HW 3/22

HW 3/22

1. As you read, make annotations that help you Understand, Ask Questions, Draw Relationships, and Challenge. Post pictures of at least 4 different annotations, using at least two of the moves we’ve been practicing.

2. Pay attention to what happened to Clyde Ross, one example of a Black man who moved from the south to Chicago in the great migration. How does the information Coates provides about housing in Chicago complicate the perhaps more commonly known narrative of historical discrimination? Be sure to quote from at least one part of Coates’ text in Part I. Pay attention to the time period involved.

This information, for me at least, shows how unjust even the North was. I’m sure this is my own ignorance and lack of education on the subject but I always assumed that the north was like heaven compared to the south. Evidently, that is far from the truth. Clyde Ross said, “When I found myself caught up in it, I said, ‘How? I just left this mess. I just left no laws. And no regard. And then I come here and get cheated wide open.” Even he expected life to be astronomically better but instead he found himself still being taken advantage of and treated unfairly.

3. As you read Part II, pay careful attention to the statistics/information. Pick 2-3 pieces of data that strike you as important in some way. Explain why.

“When the Harvard sociologist Robert J. Sampson examined incarceration rates in Chicago in his 2012 book, Great American City, he found that a black neighborhood with one of the highest incarceration rates (West Garfield Park) had a rate more than 40 times as high as the white neighborhood with the highest rate (Clearing).” I think this is extremely important to note. I very highly doubt that this staggering difference is solely because the black neighborhood actually has 40 times more crime. The police, the prison system, american judicial systems… they are all biased against black people.

“The Pew Research Center estimates that white households are worth roughly 20 times as much as black households, and that whereas only 15 percent of whites have zero or negative wealth, more than a third of blacks do. Effectively, the black family in America is working without a safety net. When financial calamity strikes—a medical emergency, divorce, job loss—
the fall is precipitous.” This is important to note because those numbers are crazy. Black people are essentially doomed no matter what, they will always be hit first and the hardest.

5. Coates notes, in Part III, that HR 40, a bill authorizing the study of reparations, has repeatedly failed to pass the House – under Democratic or Republican leadership. What do you make of Coates’ explanation? Quote and comment.

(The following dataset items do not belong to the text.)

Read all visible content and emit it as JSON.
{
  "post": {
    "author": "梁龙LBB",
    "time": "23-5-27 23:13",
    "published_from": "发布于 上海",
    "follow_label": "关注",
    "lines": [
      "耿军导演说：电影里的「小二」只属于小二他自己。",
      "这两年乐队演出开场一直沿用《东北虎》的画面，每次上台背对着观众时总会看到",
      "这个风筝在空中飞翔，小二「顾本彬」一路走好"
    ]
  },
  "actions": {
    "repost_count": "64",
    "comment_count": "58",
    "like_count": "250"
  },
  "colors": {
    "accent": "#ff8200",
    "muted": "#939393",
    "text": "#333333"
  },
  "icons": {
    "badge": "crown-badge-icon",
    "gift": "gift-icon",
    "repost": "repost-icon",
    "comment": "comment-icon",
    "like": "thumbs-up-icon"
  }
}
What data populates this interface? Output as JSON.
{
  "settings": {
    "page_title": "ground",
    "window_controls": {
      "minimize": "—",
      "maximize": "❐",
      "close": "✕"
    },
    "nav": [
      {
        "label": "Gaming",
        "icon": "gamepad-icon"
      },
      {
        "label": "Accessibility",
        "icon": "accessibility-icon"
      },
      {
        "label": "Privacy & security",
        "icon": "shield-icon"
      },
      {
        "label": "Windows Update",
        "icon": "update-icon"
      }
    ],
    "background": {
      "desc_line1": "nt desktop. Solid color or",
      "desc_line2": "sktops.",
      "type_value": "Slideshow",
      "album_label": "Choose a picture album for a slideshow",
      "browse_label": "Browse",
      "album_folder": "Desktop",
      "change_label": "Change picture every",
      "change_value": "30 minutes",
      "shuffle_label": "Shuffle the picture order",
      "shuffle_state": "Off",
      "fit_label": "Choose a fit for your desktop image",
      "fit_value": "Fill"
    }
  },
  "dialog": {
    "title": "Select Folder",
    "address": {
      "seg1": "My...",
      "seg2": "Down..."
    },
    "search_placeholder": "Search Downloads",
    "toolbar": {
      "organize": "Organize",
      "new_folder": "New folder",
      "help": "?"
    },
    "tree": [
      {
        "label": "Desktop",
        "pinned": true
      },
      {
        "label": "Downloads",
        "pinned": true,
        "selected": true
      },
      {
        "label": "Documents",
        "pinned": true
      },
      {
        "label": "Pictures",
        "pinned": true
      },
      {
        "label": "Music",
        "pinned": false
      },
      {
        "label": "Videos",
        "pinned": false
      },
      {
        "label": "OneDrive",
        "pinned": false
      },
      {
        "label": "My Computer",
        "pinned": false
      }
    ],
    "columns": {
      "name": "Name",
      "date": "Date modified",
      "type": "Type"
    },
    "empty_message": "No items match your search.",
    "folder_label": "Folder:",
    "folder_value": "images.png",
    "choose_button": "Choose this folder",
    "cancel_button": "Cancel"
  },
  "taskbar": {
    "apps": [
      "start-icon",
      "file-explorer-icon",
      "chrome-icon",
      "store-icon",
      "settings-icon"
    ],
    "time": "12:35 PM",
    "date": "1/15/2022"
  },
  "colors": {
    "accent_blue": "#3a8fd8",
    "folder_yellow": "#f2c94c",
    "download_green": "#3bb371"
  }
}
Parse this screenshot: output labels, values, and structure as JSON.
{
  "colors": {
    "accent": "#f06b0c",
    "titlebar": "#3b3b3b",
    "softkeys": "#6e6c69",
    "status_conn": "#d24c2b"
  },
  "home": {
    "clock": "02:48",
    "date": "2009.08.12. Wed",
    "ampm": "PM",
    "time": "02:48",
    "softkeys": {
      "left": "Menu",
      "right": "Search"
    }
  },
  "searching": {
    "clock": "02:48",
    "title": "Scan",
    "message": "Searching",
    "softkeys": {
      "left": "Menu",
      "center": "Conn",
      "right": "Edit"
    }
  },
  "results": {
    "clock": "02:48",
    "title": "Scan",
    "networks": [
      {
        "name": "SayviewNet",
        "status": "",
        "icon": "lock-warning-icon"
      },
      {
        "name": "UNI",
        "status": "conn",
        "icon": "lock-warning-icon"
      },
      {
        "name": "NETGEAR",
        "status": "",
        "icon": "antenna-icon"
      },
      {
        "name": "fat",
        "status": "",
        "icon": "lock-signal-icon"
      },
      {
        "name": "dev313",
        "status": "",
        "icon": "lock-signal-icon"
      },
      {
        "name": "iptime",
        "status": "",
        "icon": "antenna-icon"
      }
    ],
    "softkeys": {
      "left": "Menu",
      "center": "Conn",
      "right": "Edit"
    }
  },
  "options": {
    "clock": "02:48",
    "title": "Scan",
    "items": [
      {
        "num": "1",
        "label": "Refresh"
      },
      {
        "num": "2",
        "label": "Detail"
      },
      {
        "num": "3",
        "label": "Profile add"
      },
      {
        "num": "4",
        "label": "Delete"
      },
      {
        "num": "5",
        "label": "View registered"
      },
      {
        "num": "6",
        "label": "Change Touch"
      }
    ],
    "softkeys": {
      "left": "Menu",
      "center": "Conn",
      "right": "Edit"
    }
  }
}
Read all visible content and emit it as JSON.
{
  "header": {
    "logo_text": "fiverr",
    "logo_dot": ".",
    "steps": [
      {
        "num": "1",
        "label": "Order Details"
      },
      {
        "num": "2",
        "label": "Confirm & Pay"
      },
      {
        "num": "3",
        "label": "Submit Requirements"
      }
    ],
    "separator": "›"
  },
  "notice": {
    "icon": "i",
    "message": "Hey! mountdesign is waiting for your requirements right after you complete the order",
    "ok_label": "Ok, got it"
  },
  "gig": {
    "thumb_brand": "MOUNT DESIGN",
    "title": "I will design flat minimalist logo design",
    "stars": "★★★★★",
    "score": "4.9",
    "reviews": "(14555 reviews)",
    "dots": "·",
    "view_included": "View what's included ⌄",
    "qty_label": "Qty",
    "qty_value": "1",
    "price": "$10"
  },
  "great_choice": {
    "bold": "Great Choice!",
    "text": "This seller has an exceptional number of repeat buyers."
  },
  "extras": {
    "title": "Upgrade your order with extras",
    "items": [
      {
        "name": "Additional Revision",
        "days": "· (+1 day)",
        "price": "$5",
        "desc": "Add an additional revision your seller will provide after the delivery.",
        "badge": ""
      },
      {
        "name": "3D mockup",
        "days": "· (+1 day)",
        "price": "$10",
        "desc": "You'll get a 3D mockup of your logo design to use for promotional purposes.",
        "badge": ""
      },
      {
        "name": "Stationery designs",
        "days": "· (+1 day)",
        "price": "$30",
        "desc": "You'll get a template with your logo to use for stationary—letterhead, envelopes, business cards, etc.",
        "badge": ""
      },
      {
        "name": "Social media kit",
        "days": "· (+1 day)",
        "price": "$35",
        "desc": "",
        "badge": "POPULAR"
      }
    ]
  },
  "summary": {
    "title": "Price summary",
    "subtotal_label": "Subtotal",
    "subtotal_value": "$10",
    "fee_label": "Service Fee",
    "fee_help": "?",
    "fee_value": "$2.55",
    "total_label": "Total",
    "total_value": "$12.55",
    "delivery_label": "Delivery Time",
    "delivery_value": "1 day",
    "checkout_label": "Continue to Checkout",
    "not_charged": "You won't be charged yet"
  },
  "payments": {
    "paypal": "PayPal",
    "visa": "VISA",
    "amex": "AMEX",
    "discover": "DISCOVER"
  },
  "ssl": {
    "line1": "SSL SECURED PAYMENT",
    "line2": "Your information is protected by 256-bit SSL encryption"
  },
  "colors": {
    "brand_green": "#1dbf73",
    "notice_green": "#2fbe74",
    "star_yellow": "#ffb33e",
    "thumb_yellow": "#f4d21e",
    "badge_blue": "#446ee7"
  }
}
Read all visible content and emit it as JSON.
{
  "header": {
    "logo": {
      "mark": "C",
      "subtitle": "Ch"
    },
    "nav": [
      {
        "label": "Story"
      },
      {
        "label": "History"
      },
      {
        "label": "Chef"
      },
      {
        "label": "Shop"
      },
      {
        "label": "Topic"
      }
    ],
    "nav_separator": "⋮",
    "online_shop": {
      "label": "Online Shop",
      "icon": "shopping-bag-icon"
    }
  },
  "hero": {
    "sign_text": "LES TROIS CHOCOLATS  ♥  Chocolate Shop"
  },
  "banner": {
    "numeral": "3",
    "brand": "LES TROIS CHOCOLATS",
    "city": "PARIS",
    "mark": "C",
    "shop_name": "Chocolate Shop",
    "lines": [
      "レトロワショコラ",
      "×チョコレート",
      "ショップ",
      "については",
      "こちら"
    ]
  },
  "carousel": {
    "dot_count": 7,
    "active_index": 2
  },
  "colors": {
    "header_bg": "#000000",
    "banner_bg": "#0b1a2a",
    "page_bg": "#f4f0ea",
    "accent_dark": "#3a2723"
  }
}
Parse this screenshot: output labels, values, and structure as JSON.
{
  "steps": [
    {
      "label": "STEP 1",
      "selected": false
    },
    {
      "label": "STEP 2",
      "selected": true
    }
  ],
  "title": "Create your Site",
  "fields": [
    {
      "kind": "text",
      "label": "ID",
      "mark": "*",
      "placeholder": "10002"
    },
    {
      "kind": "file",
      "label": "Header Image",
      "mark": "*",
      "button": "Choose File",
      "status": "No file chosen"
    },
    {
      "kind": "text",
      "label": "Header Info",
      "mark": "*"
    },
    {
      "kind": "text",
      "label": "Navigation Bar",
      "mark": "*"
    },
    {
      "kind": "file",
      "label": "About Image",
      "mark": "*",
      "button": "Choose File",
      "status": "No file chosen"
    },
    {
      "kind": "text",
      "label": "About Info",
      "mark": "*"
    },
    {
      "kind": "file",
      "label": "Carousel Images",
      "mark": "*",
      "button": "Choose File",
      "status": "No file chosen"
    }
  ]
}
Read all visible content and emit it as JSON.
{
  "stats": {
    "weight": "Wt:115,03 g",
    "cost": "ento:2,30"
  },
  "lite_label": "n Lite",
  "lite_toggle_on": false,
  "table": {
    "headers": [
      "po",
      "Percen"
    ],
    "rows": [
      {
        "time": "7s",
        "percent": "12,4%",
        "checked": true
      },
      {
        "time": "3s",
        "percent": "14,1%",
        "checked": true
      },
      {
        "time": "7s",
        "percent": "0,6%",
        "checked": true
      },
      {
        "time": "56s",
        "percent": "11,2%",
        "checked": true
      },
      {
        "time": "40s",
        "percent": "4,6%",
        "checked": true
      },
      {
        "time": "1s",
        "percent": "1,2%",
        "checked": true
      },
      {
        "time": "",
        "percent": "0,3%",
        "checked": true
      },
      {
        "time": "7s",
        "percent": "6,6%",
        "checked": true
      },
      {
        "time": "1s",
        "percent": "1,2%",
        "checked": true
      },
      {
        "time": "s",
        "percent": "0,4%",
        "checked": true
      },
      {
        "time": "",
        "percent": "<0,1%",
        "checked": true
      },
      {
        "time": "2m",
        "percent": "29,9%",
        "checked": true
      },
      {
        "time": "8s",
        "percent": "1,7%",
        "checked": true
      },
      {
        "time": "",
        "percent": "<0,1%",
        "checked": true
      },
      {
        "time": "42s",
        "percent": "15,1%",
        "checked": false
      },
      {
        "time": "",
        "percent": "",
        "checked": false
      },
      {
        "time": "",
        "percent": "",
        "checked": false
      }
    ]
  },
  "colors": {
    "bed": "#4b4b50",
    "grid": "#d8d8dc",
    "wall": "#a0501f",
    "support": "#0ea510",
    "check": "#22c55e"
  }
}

I think the explanation makes sense. Coates says, “To proudly claim the veteran and disown the slaveholder is patriotism à la carte. A nation outlives its generations. We were not there when Washington crossed the Delaware, but Emanuel Gottlieb Leutze’s rendering has meaning to us. We were not there when Woodrow Wilson took us into World War I, but we are still paying out the pensions. If Thomas Jefferson’s genius matters, then so does his taking of Sally Hemings’s body. If George Washington crossing the Delaware matters, so must his ruthless pursuit of the runagate Oney Judge.” I think this means that no matter how much we claim to have evolved and bettered ourselves, the racism and unspeakable acts our forefathers believed in and took part in run just as strong in our veins. This country has been forged from the steel of racism and segregation and white superiority. One can only do some much change without removing the whole foundation and acknowledging that the faults lie far deeper and stronger than what they would like the world to know.